Catherine shrugged. She’d fought enough of Louisa’s battles for one day. She held her hand out and Lamb surrendered the forms. All she needed do now was despatch them, wait a day, then begin the process again, with nothing achieved in the meantime. Well, Louisa would get her leave, she supposed. On her way to the door a thought struck her. “Wicinski. Lech. Should he even have access to the internet?”

“He’s already Kevin Spaceyed his career,” Lamb said. “If he wants to go for the full Rolf Harris, he’s a braver man than me.”

He magicked a cigarette from somewhere, plugged it between his lips, then bent and retrieved a smouldering twist of paper from the bin. He blew on it until it caught flame, and used it to light the cigarette. Then he wafted it to ash, dumped it back in the bin, and poured the dregs of a cup of tea on the budding bonfire.

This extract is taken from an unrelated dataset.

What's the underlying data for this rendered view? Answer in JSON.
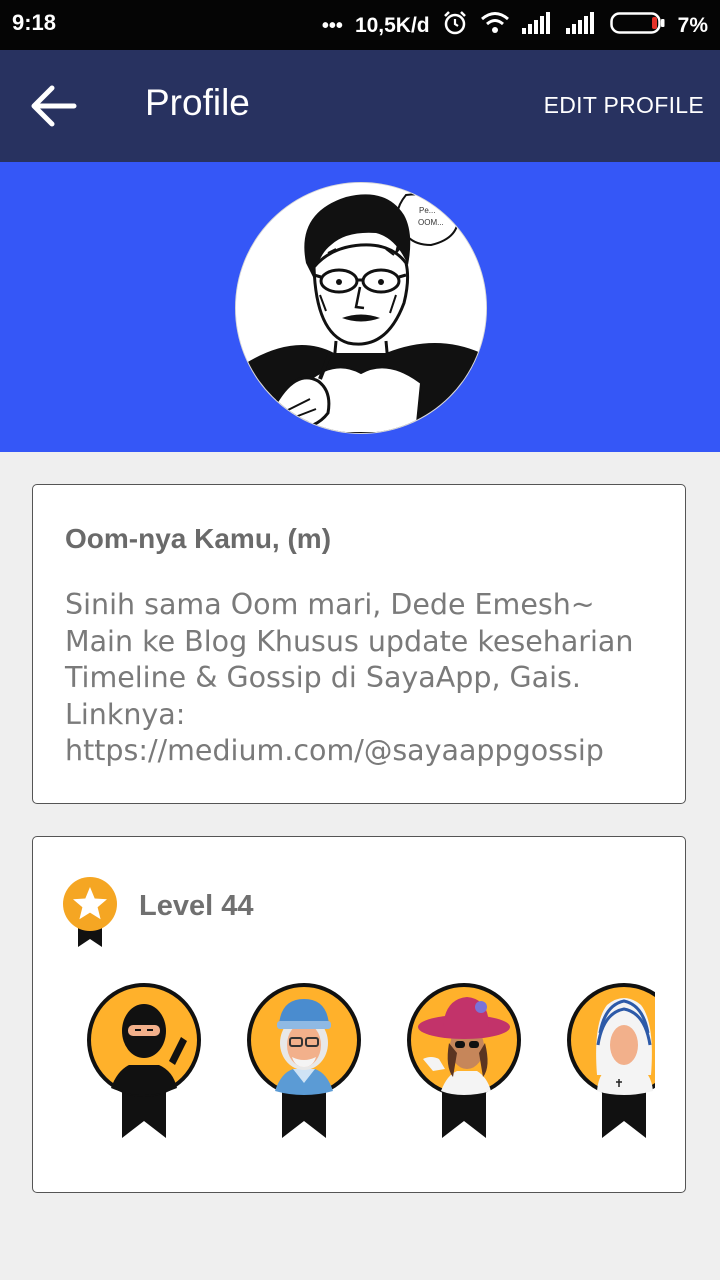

A thick plume of smoke filled the room.

“They’re not all joes,” he said.

“. . . Who aren’t?”

But Lamb had closed his eyes, and didn’t answer.

Before returning to her room Catherine went downstairs and wordlessly dropped the holiday request on Louisa’s desk. On her way back she passed Ho leaving the kitchen: a slice of pizza hung from his mouth, and he was carrying a plastic bottle in his left hand, his right still bandaged up. He said nothing. He was probably working out how best to trace Harkness’s car, she surmised, though he was in fact thinking about mousetraps, how there was a thing about if you invented a better mousetrap, the world would beat a path to your door. Frankly, though, Roddy couldn’t see how mousetraps could be bettered, the one he’d found in Wicinski’s bin being an unimprovably effective way of silencing the bastards. Not to mention damaging fingers. How was he supposed to navigate the keyboard jungle with his hand taped up? It was like attaching bells to a ninja. You were robbing him of his greatest strength.